38. Pharmaceutical composition on clause 37, which was designed to provide daily dosage of 50 mg to 1 g of the specified connection.

39. Pharmaceutical composition on clause 37, which was designed to provide daily dosage of 50 mg to 200 mg specified connection.

40. Pharmaceutical composition on clause 37, optionally containing pharmaceutically acceptable carrier filler or thinner, or any combination of them.

41. Pharmaceutical composition on clause 37 or 40, intended for oral administration.

42. Way to treat and/or prevent the state associated with enhanced features NFkB, including the introduction of a mammal, in need of this, pharmaceutically active number of connections on any one of claims 1 to 35.

43. Method of treatment and/or prevention of inflammatory diseases or conditions, including the introduction of a mammal, in need of this, pharmaceutically active number of connections on any one of claims 1 to 35.

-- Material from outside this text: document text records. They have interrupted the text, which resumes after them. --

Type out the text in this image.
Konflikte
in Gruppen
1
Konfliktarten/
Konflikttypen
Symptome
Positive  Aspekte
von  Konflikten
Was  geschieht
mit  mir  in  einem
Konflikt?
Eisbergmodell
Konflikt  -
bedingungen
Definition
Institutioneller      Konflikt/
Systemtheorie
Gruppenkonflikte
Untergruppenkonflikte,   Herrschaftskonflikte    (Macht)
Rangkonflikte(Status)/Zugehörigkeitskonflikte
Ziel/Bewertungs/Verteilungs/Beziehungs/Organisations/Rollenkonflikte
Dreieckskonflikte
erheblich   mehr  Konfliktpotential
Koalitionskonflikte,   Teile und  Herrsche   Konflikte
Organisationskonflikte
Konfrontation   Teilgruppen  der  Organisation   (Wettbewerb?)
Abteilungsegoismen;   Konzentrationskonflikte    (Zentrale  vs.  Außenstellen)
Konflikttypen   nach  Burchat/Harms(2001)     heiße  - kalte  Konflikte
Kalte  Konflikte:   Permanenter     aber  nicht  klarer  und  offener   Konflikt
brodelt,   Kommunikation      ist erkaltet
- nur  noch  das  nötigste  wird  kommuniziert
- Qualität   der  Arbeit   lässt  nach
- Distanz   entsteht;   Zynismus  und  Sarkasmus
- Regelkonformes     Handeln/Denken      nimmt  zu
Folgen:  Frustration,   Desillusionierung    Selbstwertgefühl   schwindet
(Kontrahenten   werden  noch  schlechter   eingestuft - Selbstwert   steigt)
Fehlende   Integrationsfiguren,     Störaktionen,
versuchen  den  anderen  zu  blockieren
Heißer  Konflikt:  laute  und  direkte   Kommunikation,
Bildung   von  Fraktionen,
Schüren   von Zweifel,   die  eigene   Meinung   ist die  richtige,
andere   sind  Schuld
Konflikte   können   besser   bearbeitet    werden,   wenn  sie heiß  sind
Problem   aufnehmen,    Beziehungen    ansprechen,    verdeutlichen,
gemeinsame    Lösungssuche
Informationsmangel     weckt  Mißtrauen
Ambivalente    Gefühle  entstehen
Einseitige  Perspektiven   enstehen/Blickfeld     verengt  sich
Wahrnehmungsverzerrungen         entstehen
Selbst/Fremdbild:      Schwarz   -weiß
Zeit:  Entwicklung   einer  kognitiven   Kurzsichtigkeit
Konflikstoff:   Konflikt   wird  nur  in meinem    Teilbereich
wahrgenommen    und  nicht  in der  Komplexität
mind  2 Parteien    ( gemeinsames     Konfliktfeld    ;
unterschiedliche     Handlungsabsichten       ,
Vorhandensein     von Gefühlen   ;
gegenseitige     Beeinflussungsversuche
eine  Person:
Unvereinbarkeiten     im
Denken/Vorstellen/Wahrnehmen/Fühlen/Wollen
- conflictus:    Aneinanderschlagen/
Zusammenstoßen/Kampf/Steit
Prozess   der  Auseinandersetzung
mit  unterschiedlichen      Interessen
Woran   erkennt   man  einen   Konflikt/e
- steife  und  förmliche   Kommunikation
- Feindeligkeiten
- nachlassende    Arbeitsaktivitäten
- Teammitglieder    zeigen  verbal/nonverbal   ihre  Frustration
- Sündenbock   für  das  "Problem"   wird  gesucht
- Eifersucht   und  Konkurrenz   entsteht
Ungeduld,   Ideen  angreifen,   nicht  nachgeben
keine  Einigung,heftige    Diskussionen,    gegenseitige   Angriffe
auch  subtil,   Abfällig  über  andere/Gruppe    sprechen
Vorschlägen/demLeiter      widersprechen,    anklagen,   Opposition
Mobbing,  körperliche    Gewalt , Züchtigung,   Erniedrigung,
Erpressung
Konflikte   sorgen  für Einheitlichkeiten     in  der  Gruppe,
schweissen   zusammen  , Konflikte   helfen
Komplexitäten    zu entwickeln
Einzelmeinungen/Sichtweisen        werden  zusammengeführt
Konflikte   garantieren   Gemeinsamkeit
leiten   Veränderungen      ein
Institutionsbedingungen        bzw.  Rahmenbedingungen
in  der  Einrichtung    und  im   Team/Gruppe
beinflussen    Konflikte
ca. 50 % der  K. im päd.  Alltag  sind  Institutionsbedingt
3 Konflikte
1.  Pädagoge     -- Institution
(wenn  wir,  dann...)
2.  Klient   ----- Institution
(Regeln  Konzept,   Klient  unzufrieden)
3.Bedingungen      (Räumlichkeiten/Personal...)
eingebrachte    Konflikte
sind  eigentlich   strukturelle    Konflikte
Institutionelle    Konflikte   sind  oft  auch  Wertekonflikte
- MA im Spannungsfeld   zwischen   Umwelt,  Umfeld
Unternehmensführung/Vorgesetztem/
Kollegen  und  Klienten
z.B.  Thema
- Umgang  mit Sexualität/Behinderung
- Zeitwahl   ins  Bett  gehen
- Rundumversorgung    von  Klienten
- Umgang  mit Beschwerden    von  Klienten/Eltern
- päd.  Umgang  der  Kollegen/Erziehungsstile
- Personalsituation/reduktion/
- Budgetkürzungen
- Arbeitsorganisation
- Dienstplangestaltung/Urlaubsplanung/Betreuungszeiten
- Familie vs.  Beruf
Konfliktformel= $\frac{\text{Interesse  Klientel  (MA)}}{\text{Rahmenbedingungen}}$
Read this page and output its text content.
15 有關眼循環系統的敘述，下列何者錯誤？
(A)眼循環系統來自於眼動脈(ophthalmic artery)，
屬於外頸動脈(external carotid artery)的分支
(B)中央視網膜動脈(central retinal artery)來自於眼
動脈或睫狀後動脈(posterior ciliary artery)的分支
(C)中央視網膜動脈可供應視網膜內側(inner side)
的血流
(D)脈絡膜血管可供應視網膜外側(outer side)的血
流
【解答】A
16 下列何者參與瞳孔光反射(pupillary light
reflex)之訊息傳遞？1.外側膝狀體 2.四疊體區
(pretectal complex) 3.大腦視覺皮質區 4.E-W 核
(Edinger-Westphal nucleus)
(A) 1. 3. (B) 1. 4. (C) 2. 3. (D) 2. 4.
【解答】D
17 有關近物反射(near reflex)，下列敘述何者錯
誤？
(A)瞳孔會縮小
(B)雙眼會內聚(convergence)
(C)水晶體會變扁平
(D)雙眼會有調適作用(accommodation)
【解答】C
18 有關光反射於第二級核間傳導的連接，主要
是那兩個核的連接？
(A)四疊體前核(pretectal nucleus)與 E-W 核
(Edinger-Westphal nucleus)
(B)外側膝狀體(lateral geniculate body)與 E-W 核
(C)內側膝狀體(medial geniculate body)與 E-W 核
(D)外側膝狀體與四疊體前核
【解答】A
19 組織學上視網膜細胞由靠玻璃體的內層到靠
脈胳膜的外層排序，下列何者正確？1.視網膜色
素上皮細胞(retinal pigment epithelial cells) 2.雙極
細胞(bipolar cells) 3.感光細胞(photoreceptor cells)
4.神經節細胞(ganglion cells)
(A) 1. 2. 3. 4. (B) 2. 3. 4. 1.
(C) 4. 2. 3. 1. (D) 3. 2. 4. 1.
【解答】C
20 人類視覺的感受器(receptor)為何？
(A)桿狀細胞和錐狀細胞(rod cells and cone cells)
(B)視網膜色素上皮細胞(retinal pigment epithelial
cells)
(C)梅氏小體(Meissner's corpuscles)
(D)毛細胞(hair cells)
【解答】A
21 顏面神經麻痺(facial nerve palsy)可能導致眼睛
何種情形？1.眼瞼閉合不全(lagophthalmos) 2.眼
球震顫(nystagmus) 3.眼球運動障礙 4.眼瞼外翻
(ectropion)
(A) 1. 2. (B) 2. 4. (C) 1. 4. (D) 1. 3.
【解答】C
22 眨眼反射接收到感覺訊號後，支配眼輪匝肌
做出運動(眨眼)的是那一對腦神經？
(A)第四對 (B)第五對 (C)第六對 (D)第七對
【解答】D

44. Way of lowering the levels of insulin in the plasma, blood glucose and treatment of insulin resistance, including the introduction of a mammal, in need of this, pharmaceutically active number of connections on any one of claims 1 to 35.

45. A method of treating and/or preventing resistance of peripheral tissues to insulin and/or diabetic status, for example, type 2 diabetes, including the introduction of a mammal, in need of this, pharmaceutically active number of connections on any one of claims 1 to 35.